Introducing Crunchy Peanut Butter Cups! These delectable treats feature dark chocolate, puffed quinoa crisps, and a generous filling of creamy peanut butter, delivering a delightful blend of sweetness, creaminess, and crunch.
Why You’ll Love This Recipe:
- Crunchy Peanut Butter Cups are set to become your go-to snack!
- Enjoy the lovely crunchy texture of these dark chocolate bites.
- This recipe is vegan, plant-based, dairy-free, gluten-free, and grain-free.
- Indulge in the creamy gluten-free peanut butter center.
- Perfect for keeping in your freezer whenever you crave something sweet.
- Experience the creamy, chewy, and crunchy goodness in every bite.
- Quinoa crisps provide a nutritious source of fiber and essential nutrients.
Tips And Tricks:
- Melt your chocolate in the microwave in 30-second intervals with 1 tbsp of oil. Coconut, avocado, or extra virgin olive oil are all great options.
- Opt for silicon cupcake liners for easy removal of the chocolate and hassle-free cleanup.
- Use a cookie scoop to add the chocolate to the liners for a quick and mess-free process. Approximately 1/2 scoop per liner works well.

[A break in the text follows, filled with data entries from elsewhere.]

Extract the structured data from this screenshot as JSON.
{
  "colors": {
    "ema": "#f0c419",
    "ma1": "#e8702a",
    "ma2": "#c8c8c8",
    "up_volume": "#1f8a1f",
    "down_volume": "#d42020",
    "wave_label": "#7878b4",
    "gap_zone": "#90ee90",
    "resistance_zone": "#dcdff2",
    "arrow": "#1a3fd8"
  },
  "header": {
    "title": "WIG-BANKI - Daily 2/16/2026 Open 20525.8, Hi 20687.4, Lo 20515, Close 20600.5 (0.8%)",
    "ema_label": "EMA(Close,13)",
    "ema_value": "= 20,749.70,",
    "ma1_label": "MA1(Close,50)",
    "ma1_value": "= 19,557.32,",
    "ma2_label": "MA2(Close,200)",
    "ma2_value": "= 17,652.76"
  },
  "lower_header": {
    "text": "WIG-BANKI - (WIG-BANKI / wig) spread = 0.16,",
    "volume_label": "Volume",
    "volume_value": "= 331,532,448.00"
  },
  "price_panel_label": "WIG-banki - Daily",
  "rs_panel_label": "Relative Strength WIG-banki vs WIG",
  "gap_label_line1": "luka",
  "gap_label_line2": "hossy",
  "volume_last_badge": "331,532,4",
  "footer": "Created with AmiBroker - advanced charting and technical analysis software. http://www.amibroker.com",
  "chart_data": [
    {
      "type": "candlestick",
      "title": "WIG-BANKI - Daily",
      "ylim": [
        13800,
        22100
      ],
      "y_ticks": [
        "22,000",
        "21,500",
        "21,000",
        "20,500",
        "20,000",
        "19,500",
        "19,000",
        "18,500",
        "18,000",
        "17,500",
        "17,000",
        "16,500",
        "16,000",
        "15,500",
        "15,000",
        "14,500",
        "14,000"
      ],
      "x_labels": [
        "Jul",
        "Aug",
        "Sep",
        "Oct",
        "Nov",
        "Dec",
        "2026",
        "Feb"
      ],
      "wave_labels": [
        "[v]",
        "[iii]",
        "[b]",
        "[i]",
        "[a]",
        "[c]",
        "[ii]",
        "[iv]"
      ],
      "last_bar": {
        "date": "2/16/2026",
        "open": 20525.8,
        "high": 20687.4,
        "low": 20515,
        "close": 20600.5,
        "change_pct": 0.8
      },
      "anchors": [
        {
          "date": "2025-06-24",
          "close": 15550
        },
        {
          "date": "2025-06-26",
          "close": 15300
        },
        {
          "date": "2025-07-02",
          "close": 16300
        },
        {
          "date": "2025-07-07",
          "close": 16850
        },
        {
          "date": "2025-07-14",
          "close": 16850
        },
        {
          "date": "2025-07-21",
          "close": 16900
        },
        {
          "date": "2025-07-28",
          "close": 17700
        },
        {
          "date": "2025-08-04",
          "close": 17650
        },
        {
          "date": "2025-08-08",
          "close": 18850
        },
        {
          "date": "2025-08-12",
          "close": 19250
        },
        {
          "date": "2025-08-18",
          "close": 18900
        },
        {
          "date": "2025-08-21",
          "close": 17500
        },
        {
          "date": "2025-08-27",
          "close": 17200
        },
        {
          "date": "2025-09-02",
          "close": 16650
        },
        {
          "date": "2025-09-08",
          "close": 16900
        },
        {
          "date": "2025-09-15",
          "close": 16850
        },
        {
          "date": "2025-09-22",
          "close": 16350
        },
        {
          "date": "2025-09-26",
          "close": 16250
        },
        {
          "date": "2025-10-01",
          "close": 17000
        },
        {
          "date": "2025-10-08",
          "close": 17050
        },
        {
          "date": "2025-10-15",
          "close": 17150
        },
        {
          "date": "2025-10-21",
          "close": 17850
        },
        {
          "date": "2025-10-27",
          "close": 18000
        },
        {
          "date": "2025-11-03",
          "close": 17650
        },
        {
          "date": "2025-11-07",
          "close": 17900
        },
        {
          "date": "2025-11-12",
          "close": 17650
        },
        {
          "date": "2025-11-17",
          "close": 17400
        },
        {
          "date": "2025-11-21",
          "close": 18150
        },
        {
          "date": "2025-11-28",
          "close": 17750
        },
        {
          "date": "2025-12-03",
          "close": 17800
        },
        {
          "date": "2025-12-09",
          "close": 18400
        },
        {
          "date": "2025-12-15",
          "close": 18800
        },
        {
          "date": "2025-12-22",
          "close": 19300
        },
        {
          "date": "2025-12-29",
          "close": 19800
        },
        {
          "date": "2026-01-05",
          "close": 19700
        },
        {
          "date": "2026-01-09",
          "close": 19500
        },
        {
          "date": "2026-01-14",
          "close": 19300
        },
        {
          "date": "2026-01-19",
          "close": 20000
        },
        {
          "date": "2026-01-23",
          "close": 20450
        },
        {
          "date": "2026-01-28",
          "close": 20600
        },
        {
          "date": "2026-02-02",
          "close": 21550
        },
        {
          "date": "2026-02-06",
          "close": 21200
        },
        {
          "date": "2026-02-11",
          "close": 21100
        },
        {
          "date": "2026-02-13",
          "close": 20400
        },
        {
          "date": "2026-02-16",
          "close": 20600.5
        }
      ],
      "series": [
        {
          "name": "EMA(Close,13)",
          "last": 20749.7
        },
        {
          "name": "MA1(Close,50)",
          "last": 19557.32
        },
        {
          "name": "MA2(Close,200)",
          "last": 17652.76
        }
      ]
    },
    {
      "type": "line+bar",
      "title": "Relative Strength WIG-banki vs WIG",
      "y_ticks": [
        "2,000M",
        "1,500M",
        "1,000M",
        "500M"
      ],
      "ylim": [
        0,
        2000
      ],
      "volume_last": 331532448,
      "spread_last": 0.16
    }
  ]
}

Frequently Asked Questions:
- What is the best chocolate to use? Brands like oobli, Hu Kitchen, Lily’s chocolate, or Enjoy Life Foods are recommended.
- Can I use almond butter instead of peanut butter? Absolutely! Any nut or seed butter will work just fine.
- Can I use paper liners instead of silicon ones? Yes, you can!
Crunchy Peanut Butter Cups
Servings 8 PEANUT BUTTER CUPS
Ingredients
Chocolate Layer:
- 1 cup dark chocolate
- 1 tbsp coconut oil
- 2 tbsp peanut butter
- 3 tbsp quinoa crisps
Peanut Butter Filling:
- 1/3 cup peanut butter
- 1 tbsp maple syrup
- 1 tbsp coconut flour
Instructions
- Begin by melting chocolate chips and coconut oil in a medium bowl in the microwave in 30-second intervals, stirring well after each round until the chocolate is smooth and creamy.
- Mix in 2 tbsp of peanut butter and 3 tbsp of quinoa crisps. Set aside.
- In a small bowl, combine peanut butter and maple syrup. Gently fold in the coconut flour until the peanut butter thickens.
- Add about 1/2 tbsp of the chocolate mixture to each silicon cupcake liner.
- Roll 1 tsp of the peanut butter mixture into a ball, then flatten slightly. Place it in the center of each silicon liner without touching the sides.
- Top with more chocolate and freeze until fully firm.
- Once firm, remove from the liners and enjoy!
Notes
- Remember to melt your chocolate with 1 tbsp of oil in the microwave for best results.
- Silicon cupcake liners are recommended for easy removal and cleanup.
- Using a cookie scoop for adding the chocolate ensures a quick and mess-free process, with approximately 1/2 scoop per liner.